September 23rd 10am PST/ 1pm EST

Human rights defenders increasingly rely on the internet and digital technologies to organize and promote democratic values and protect people’s voices. While these tools have empowered vulnerable communities worldwide to connect and advance human rights, they are also actively exploited by authoritarian regimes to target human rights activists. Increasingly, state actors turn to providers of surveillance-for-hire services to compromise human rights defenders and infect them with malware to surveil and silence them. These digital mercenaries offer malicious tools and services to the highest bidder, putting civil society voices at grave risk. This panel will discuss how human rights defenders, open-source researchers, technology platforms, and emerging democracy leaders can help protect activists and counter this new surveillance-for-hire industry.


Nathaniel Gleicher
Nathaniel Gleicher Public Policy Director, Facebook Mr. Nathaniel Gleicher is the Head of Security Policy at Facebook, where he leads our company-wide effort to counter emerging and persistent threats across our platforms, including influence operations, cyber-espionage, and cybersecurity risks. He is an engineer and lawyer and has worked in security for more than fifteen years. He has taught computer science, built and secured computer networks, and prosecuted cybercrime at the U.S. Department of Justice, served as director for cybersecurity policy at the National Security Council (NSC) in the White House, and as head of cybersecurity strategy at Illumio. At the NSC he developed U.S. government policy on key technology and cybersecurity challenges, including encryption, cyber deterrence, internet governance, and network security.
Ronald Kakembo
Ronald Kakembo Frontline Defenders Ronald serves as the digital protection coordinator for sub-Saharan Africa at Front Line Defenders. He carries the responsibility of providing digital protection support to human rights defenders across regions and improving their overall understanding of the field.
John Scott-Railton
John Scott-Railton Senior Researcher, The Citizen Lab John Scott-Railton is a Senior Researcher at The Citizen Lab. His work focuses on technological threats to civil society, including targeted malware operations, cyber militias, and online disinformation. His greatest hits include a collaboration with colleague Bill Marczak that uncovered the systematic use of Pegasus spyware to target civil society in several countries, including Mexico and the UAE. Pegasus is developed by the Israeli cyber warfare company NSO Group and sold exclusively to governments. That investigation also uncovered the first iPhone zero-day and remote jailbreak seen in the wild. Other investigations with Citizen Lab colleagues include the first report of ISIS-led malware operations, China's "Great Cannon," the Government of China's nation-scale DDoS attack, and the 'tainted leaks' disinformation campaigns strongly linked to the Russian Government. These investigations, and others, have served as the basis for criminal investigations and lawsuits. John has also investigated the manipulation of news aggregators such as Google News, and privacy and security issues with fitness trackers. Recently, John was a fellow at Google Ideas and Jigsaw at Alphabet. John has undergraduate degrees from the University of Chicago and a Master's from the University of Michigan. He is completing a Ph.D. at UCLA. Previously he founded The Voices Projects, collaborative information feeds that bypassed internet shutdowns in Libya and Egypt. John's work has been covered by Time Magazine, BBC, CNN, The Washington Post, and the New York Times.
Eva Galperin
Eva Galperin Director of Cybersecurity, Electronic Frontier Foundation Eva Galperin is EFF's Director of Cybersecurity.

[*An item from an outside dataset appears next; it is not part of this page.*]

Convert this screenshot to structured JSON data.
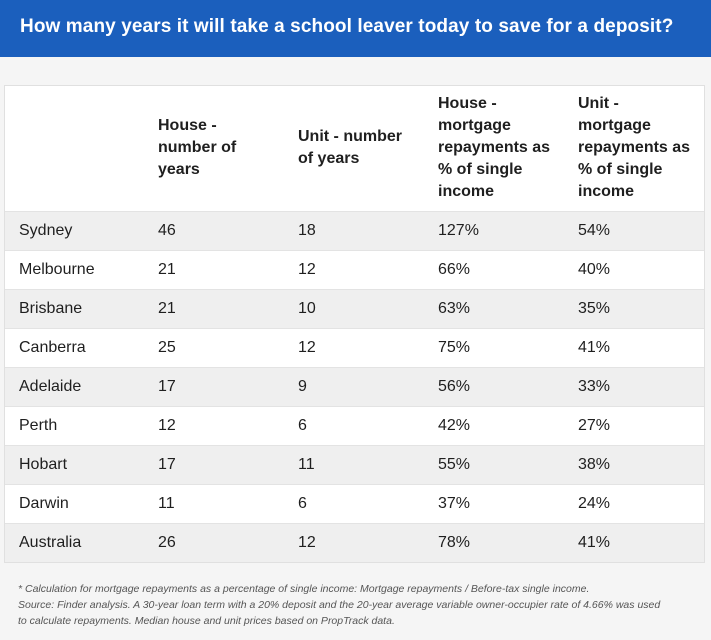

Prior to 2007, when she came to work for EFF, Eva worked in security and IT in Silicon Valley and earned degrees in Political Science and International Relations from SFSU. Her work is primarily focused on providing privacy and security for vulnerable populations around the world. To that end, she has applied the combination of her political science and technical background to everything from organizing EFF's Tor Relay Challenge, to writing privacy and security training materials (including Surveillance Self Defense and the Digital First Aid Kit), and publishing research on malware in Syria, Vietnam, Kazakhstan. When she is not collecting new and exotic malware, she practices aerial circus arts and learning new languages.